OBJECTIVES: To explore the trajectories and the change-points of global and five domain-specific cognitive functions before the onset of Alzheimer's disease (AD). METHODS: Data was retrieved from the Alzheimer's Disease Neuroimaging Initiative with follow-up from 2005 to 2022. Participants with mild cognitive impairment (MCI) at baseline and those who progressed to AD during follow-up were included. The time of AD onset was defined as the visit time when participant was first diagnosed as AD during follow-up. Global and five domain-specific cognitive functions (immediate memory, visuospatial ability, language, processing speed and executive function) were assessed by Mini-Mental State Examination, Immediate recalling trials of Rey Auditory Verbal Learning Test, Clock Drawing Test, Animal Fluency Test, Part A and B of Trail Making Test, respectively. Their trajectories and change-points before AD onset were explored by generalized additive mixed models and piecewise linear regression models, respectively. RESULTS: 349 participants were diagnosed as MCI at baseline and converted to AD during follow-up, who were included in this study. They had been visited on an average of 4.6 times (SD = 2.1, range = 2.0-13.0), with a total of 1593 visits. Their mean baseline age and AD onset age were 74.4 (SD = 6.4, range = 60.0-88.4) and 77.0 (SD = 6.8, range = 60.5-94.7) years, respectively. Baseline age and educational year were significantly associated with global cognitive, immediate memory, language and executive function. Men presented better global cognitive function (ß = 0.54, p < 0.05) but poorer immediate memory (ß = -1.72, p < 0.05) than women. Immediate memory and visuospatial ability showed the earliest change-points at 4 years before the onset of AD (Note as T-4years), followed by language (T-3.5years), executive function (T-2.5 years), processing speed (T-2.0 years), and finally the global cognitive function (T-1.5years). CONCLUSIONS: The trajectories of the six neuropsychological scores were non-linear and showed deterioration in functions over time. Immediate memory and visuospatial ability showed the earliest change-points prior to AD onset.

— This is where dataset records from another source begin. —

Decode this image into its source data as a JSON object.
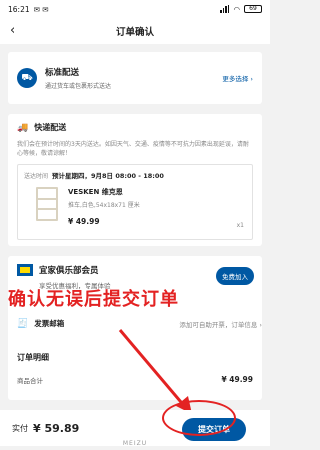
{
  "status_bar": {
    "time": "16:21",
    "battery": "69"
  },
  "nav": {
    "back_icon": "chevron-left-icon",
    "title": "订单确认"
  },
  "shipping": {
    "icon": "delivery-icon",
    "title": "标准配送",
    "subtitle": "通过货车或包裹形式送达",
    "more": "更多选择 ›"
  },
  "delivery": {
    "icon": "truck-icon",
    "title": "快递配送",
    "desc": "我们会在预计时间的3天内送达。如因天气、交通、疫情等不可抗力因素出现延误，请耐心等候，敬请谅解！",
    "slot_label": "送达时间",
    "slot_value": "预计星期四，9月8日 08:00 - 18:00",
    "product": {
      "name": "VESKEN 维克恩",
      "desc": "推车,白色,54x18x71 厘米",
      "price": "¥ 49.99",
      "qty": "x1"
    }
  },
  "member": {
    "title": "宜家俱乐部会员",
    "subtitle": "享受优惠福利，专属体验",
    "join": "免费加入"
  },
  "overlay": {
    "text": "确认无误后提交订单",
    "color": "#e32222"
  },
  "invoice": {
    "label": "发票邮箱",
    "placeholder": "添加可自助开票，订单信息 ›"
  },
  "detail": {
    "title": "订单明细",
    "row_label": "商品合计",
    "row_amount": "¥ 49.99"
  },
  "bottom": {
    "pay_label": "实付",
    "pay_amount": "¥ 59.89",
    "submit": "提交订单"
  },
  "brand": "MEIZU",
  "colors": {
    "accent": "#0058a3",
    "highlight": "#e32222"
  }
}
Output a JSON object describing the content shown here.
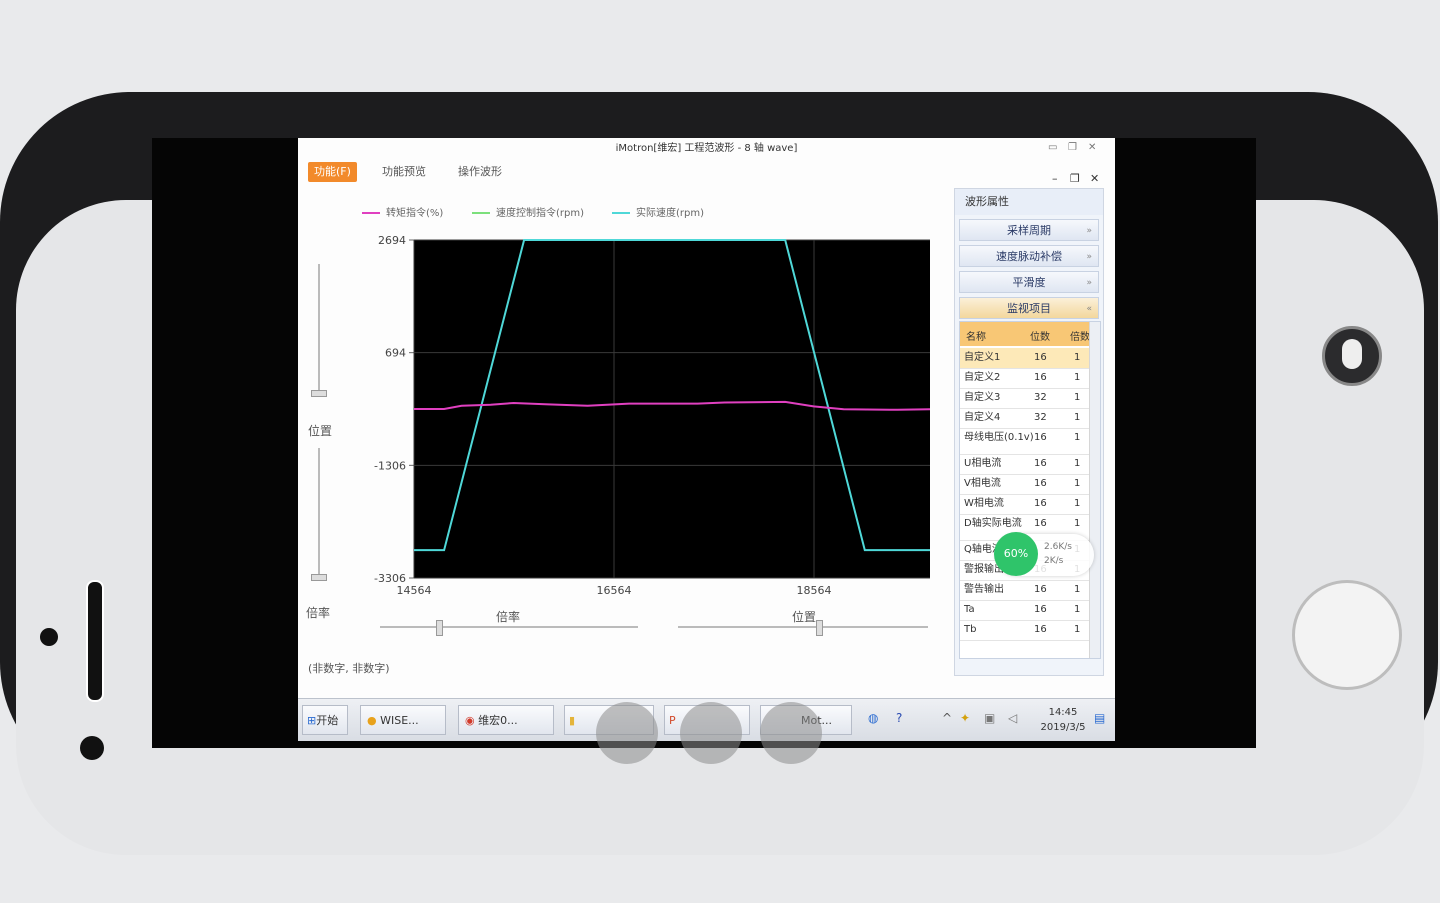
{
  "window": {
    "title": "iMotron[维宏] 工程范波形 - 8 轴 wave]",
    "tabs": [
      "功能(F)",
      "功能预览",
      "操作波形"
    ]
  },
  "legend": [
    {
      "label": "转矩指令(%)",
      "color": "#e040c0"
    },
    {
      "label": "速度控制指令(rpm)",
      "color": "#7ce07c"
    },
    {
      "label": "实际速度(rpm)",
      "color": "#4fd8d8"
    }
  ],
  "chart_data": {
    "type": "line",
    "background": "#000000",
    "y_ticks": [
      "2694",
      "694",
      "-1306",
      "-3306"
    ],
    "x_ticks": [
      "14564",
      "16564",
      "18564"
    ],
    "ylim": [
      -3306,
      2694
    ],
    "xlim": [
      14564,
      19724
    ],
    "grid": true,
    "series": [
      {
        "name": "实际速度(rpm)",
        "color": "#4fd8d8",
        "x": [
          14564,
          14865,
          15665,
          16034,
          16715,
          17474,
          18276,
          19072,
          19220,
          19724
        ],
        "y": [
          -2810,
          -2810,
          2694,
          2694,
          2694,
          2694,
          2694,
          -2810,
          -2810,
          -2810
        ]
      },
      {
        "name": "转矩指令(%)",
        "color": "#e040c0",
        "x": [
          14564,
          14865,
          15040,
          15330,
          15560,
          15875,
          16300,
          16715,
          17400,
          17670,
          18276,
          18560,
          18860,
          19400,
          19724
        ],
        "y": [
          -306,
          -306,
          -250,
          -230,
          -200,
          -220,
          -250,
          -210,
          -210,
          -190,
          -180,
          -260,
          -310,
          -320,
          -310
        ]
      }
    ]
  },
  "sliders": {
    "left_label_position": "位置",
    "left_label_rate": "倍率",
    "bottom_label_rate": "倍率",
    "bottom_label_position": "位置",
    "status": "(非数字, 非数字)"
  },
  "panel": {
    "title": "波形属性",
    "sections": [
      "采样周期",
      "速度脉动补偿",
      "平滑度",
      "监视项目"
    ],
    "table_headers": [
      "名称",
      "位数",
      "倍数"
    ],
    "rows": [
      {
        "name": "自定义1",
        "bits": "16",
        "mult": "1"
      },
      {
        "name": "自定义2",
        "bits": "16",
        "mult": "1"
      },
      {
        "name": "自定义3",
        "bits": "32",
        "mult": "1"
      },
      {
        "name": "自定义4",
        "bits": "32",
        "mult": "1"
      },
      {
        "name": "母线电压(0.1v)",
        "bits": "16",
        "mult": "1"
      },
      {
        "name": "U相电流",
        "bits": "16",
        "mult": "1"
      },
      {
        "name": "V相电流",
        "bits": "16",
        "mult": "1"
      },
      {
        "name": "W相电流",
        "bits": "16",
        "mult": "1"
      },
      {
        "name": "D轴实际电流",
        "bits": "16",
        "mult": "1"
      },
      {
        "name": "Q轴电流",
        "bits": "",
        "mult": "1"
      },
      {
        "name": "警报输出",
        "bits": "16",
        "mult": "1"
      },
      {
        "name": "警告输出",
        "bits": "16",
        "mult": "1"
      },
      {
        "name": "Ta",
        "bits": "16",
        "mult": "1"
      },
      {
        "name": "Tb",
        "bits": "16",
        "mult": "1"
      }
    ]
  },
  "taskbar": {
    "start": "开始",
    "items": [
      "WISE...",
      "维宏0...",
      "Mot..."
    ],
    "time": "14:45",
    "date": "2019/3/5"
  },
  "net_bubble": {
    "percent": "60%",
    "up": "2.6K/s",
    "down": "2K/s"
  }
}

Longitudinal trajectory effects of different MCI subtypes on general cognitive and daily functions in a population-based cohort of older adults.

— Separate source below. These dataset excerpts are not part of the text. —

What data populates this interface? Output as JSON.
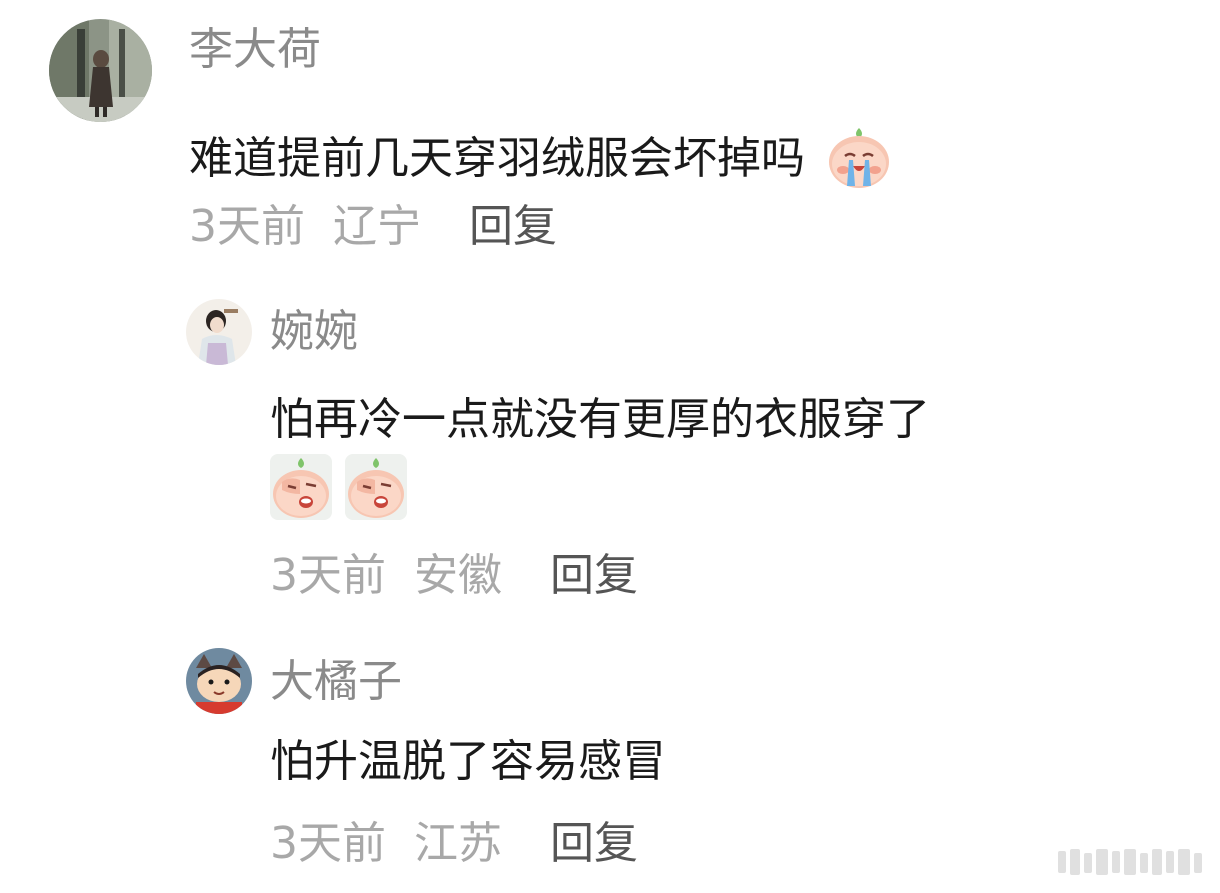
{
  "comments": [
    {
      "username": "李大荷",
      "text": "难道提前几天穿羽绒服会坏掉吗",
      "emojis": [
        "crying-peach-emoji"
      ],
      "time": "3天前",
      "location": "辽宁",
      "reply_label": "回复",
      "is_reply": false
    },
    {
      "username": "婉婉",
      "text": "怕再冷一点就没有更厚的衣服穿了",
      "emojis": [
        "facepalm-peach-emoji",
        "facepalm-peach-emoji"
      ],
      "time": "3天前",
      "location": "安徽",
      "reply_label": "回复",
      "is_reply": true
    },
    {
      "username": "大橘子",
      "text": "怕升温脱了容易感冒",
      "emojis": [],
      "time": "3天前",
      "location": "江苏",
      "reply_label": "回复",
      "is_reply": true
    }
  ],
  "colors": {
    "username": "#8a8a8a",
    "text": "#1a1a1a",
    "meta": "#a8a8a8",
    "reply": "#555555"
  }
}
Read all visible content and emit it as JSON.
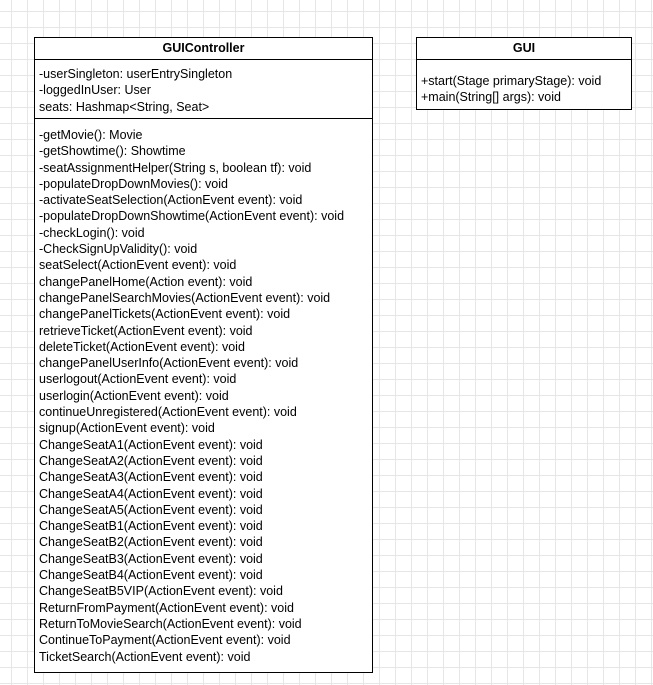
{
  "classes": [
    {
      "name": "GUIController",
      "attributes": [
        "-userSingleton: userEntrySingleton",
        "-loggedInUser: User",
        "seats: Hashmap<String, Seat>"
      ],
      "operations": [
        "-getMovie(): Movie",
        "-getShowtime(): Showtime",
        "-seatAssignmentHelper(String s, boolean tf): void",
        "-populateDropDownMovies(): void",
        "-activateSeatSelection(ActionEvent event): void",
        "-populateDropDownShowtime(ActionEvent event): void",
        "-checkLogin(): void",
        "-CheckSignUpValidity(): void",
        "seatSelect(ActionEvent event): void",
        "changePanelHome(Action event): void",
        "changePanelSearchMovies(ActionEvent event): void",
        "changePanelTickets(ActionEvent event): void",
        "retrieveTicket(ActionEvent event): void",
        "deleteTicket(ActionEvent event): void",
        "changePanelUserInfo(ActionEvent event): void",
        "userlogout(ActionEvent event): void",
        "userlogin(ActionEvent event): void",
        "continueUnregistered(ActionEvent event): void",
        "signup(ActionEvent event): void",
        "ChangeSeatA1(ActionEvent event): void",
        "ChangeSeatA2(ActionEvent event): void",
        "ChangeSeatA3(ActionEvent event): void",
        "ChangeSeatA4(ActionEvent event): void",
        "ChangeSeatA5(ActionEvent event): void",
        "ChangeSeatB1(ActionEvent event): void",
        "ChangeSeatB2(ActionEvent event): void",
        "ChangeSeatB3(ActionEvent event): void",
        "ChangeSeatB4(ActionEvent event): void",
        "ChangeSeatB5VIP(ActionEvent event): void",
        "ReturnFromPayment(ActionEvent event): void",
        "ReturnToMovieSearch(ActionEvent event): void",
        "ContinueToPayment(ActionEvent event): void",
        "TicketSearch(ActionEvent event): void"
      ]
    },
    {
      "name": "GUI",
      "attributes": [],
      "operations": [
        "+start(Stage primaryStage): void",
        "+main(String[] args): void"
      ]
    }
  ]
}
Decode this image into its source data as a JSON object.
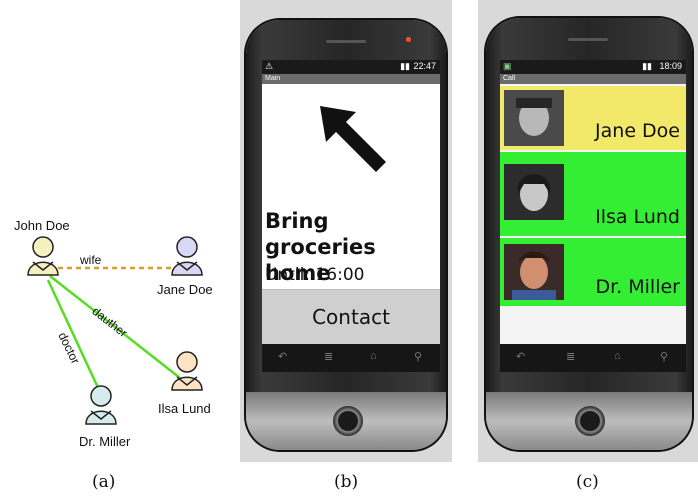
{
  "panel_a": {
    "nodes": {
      "john": "John Doe",
      "jane": "Jane Doe",
      "ilsa": "Ilsa Lund",
      "miller": "Dr. Miller"
    },
    "edges": {
      "wife": "wife",
      "dauther": "dauther",
      "doctor": "doctor"
    },
    "colors": {
      "wife_edge": "#d4a028",
      "family_edge": "#55dd22",
      "doctor_edge": "#55dd22"
    }
  },
  "panel_b": {
    "status_time": "22:47",
    "screen_title": "Main",
    "task_title": "Bring groceries home",
    "task_until": "Until: 16:00",
    "contact_button": "Contact",
    "icons": [
      "arrow-pointer-icon",
      "back-icon",
      "menu-icon",
      "home-icon",
      "search-icon"
    ]
  },
  "panel_c": {
    "status_time": "18:09",
    "screen_title": "Call",
    "contacts": [
      {
        "name": "Jane Doe",
        "color": "#f2e96a"
      },
      {
        "name": "Ilsa Lund",
        "color": "#33ee33"
      },
      {
        "name": "Dr. Miller",
        "color": "#33ee33"
      }
    ]
  },
  "captions": {
    "a": "(a)",
    "b": "(b)",
    "c": "(c)"
  }
}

OBJECTIVES: To identify different mild cognitive impairment (MCI) phenotypes based on substantial relative impairment in specific cognitive domains and then characterize the complex process of general cognitive and daily functions over time in older adults with these MCI subtypes. METHODS: A total of 1020 participants with MCI at baseline from the Alzheimer's Disease Neuroimaging Initiative (ADNI) were recruited. MCI subtypes were obtained based on neuropsychological tests in five cognitive domains: memory (M), visuospatial function (V), language (L), processing speed (P), and executive function (E). General cognitive function and daily function were measured by the Mini-Mental State Examination (MMSE) and the Functional Assessment Questionnaire (FAQ), respectively. Linear mixed models were fitted to curve their trajectories across different MCI subtypes. RESULTS: Considering visuospatial function, subtypes were MO (memory impaired only), M&V (memory and visuospatial function impaired) and M&nV (memory impaired and visuospatial function non-impaired). Similar subtypes and naming rules were obtained based on language, executive function, and processing speed. Further, depending on the number of relative impaired cognitive domains M&S and M&M were obtained. Participants with MO had the highest prevalence in the sample (53.4 %), followed by M&nV (31.1 %). Participants with M&V had the highest mean age (74.69 years) at baseline and the greatest dementia conversion rate (53.2 %). The MMSE and FAQ score trajectories changed most slowly in participants with MO while fastest in those with M&V. Obvious different trajectories of both MMSE and FAQ scores were observed across different subtypes based on visuospatial function and executive function. CONCLUSION: Compared to MO, individuals with multi-dimensional cognitive impairment have worse general cognitive and daily functions, especially for those with M&V.